Often quoted but rarely read, article 2 of the Treaty on the European Union has the merit of being crystal clear:

The Union is founded on the values of respect for human dignity, freedom, democracy, equality, the rule of law and respect for human rights, including the rights of persons belonging to minorities.

These values are common to the Member States in a society in which pluralism, non-discrimination, tolerance, justice, solidarity and equality between women and men prevail.”

In other words: the rule of law in the EU isn’t a ‘nice to have’, but an immovable basis upon which the EU is built on. The EU is not a cash machine for national governments, nor should it finance governments who do not respect our common values, and respecting the rule of law is simply ‘non-negotiable’: it must happen, especially within our Union.

This is why Renew Europe has been pushing so hard for European values to be at the heart of the EU budget by introducing a rule of law mechanism clause applied to the whole 2021-2027 MFF and the Recovery fund. However, together with my Hungarian colleague Katalin Cseh, we also believed it was necessary to limit the impact such conditionality would have on the member state’s beneficiaries. Just because a government is baffling fundamental rights or baffling with the rule of law does not mean the country’s citizens, local authorities, NGOs, civil society organisations, or SMEs should suffer as a result of freezing EU funding going to that member state. They should not pay the price of their government’s illiberal drifts.

Smart conditionality is the solution to this problem: it would allow the European Commission to centrally manage funds directly with recipients without the involvement of the national government. This idea is not new and has been implemented for many years for several EU funds. The Instrument for Pre-accession Assistance (IPA) is an example: the coordination between the Commission and independent political organisations who manage the funds excludes national governments. It demonstrates that it is operationally possible for the Commission to centrally manage funds going to a country without the involvement of the country’s national government.

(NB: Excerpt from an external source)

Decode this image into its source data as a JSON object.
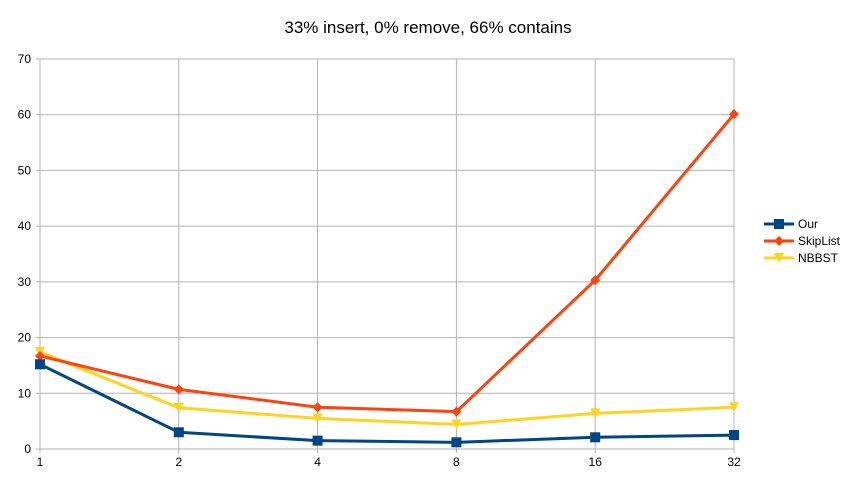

If this can be outside the EU, why can’t it be done within it? It is a question of political will, not capability.

How would this work in practice? Currently more than 80% of the EU budget is handled by shared management, which means that national governments are in charge of their allocation in their country. Should a government commit serious violations of rule of law, then the Commission would, for a certain time-period, regain complete control over funds through direct or indirect management. If it is direct management, then either the Commission itself from Brussels, it’s representation in a member state or Executive agencies would work in direct contact with beneficiaries to avoid a shortfall in funding. If indirect implementation is preferred, then the administration of EU funds would be entrusted to a politically independent organisation, whether it is a European (e.g. the European Investment Bank) or a predetermined local one. Since this is currently being done in many neighbouring countries, there is no need to reinvent the wheel: the details of how the Commission manages this process have already been fleshed out.

For example, for funds directly managed by EU delegations in third countries, EU officials in the delegation’s political section are in charge. They know the country, language, local stakeholders, political context and controversies making them harder to fool compared to officials coming from outside. The EU delegation is in charge of the whole fund management process: promoting the call for applications, reporting, ensuring visibility, auditing, sights visits, etc. No national government is involved: EU delegations liaise directly with the beneficiaries. This shows, yet again, that if EU officials are capable of doing this externally, then there is no reason why it could not be done temporarily in a member state.

There are several ways in which smart conditionality could be implemented. For Renew Europe, this model could become a blueprint for management of all EU funds in the future. The first way to make implement it would be a horizontal clause in the 2021-2027 MFF. This approach would make the most sense. In addition, since the Recovery plan should be mainly supervised centrally, it could represent an important first opportunity to implement the ‘smart conditionality’. The second option is adding smart conditionality into each piece of EU legislation that sets out the rules for EU funds, but that would take many years and runs the risk of it being left out.

Looking ahead, the speed and way in which Europe recovers from the Covid-19 pandemic will be a defining moment in the EU’s history. All governments will focus their efforts on the economy, and rightly so. However, we will never accept a trade-off between economic recovery and respecting the rule of law. Fundamental rights and the rule of law are not empty slogans; they are the foundation of our Union and must be protected effectively all across Europe. The European Council deal in July was a welcome step in bringing conditionality into the EU budget, but it now needs to be implemented fully. Smart conditionality can ensure that there can be no rebates on our values.

Sandro Gozi is Member of the European Parliament since February 2020. He is currently involved with the Internal Market, Constitutional Affairs and Regional Development Committees. In the past he served as a political assistant of the European Commission President Romano Prodi. He was a diplomat, Member of Parliament and then Secretary of State for European Affaris under the Renzi and Gentiloni Governments in Italy until 2018. He was elected on the French Renaissance list in May 2019 and also was an adviser to the French Prime Minister Edouard Philippe.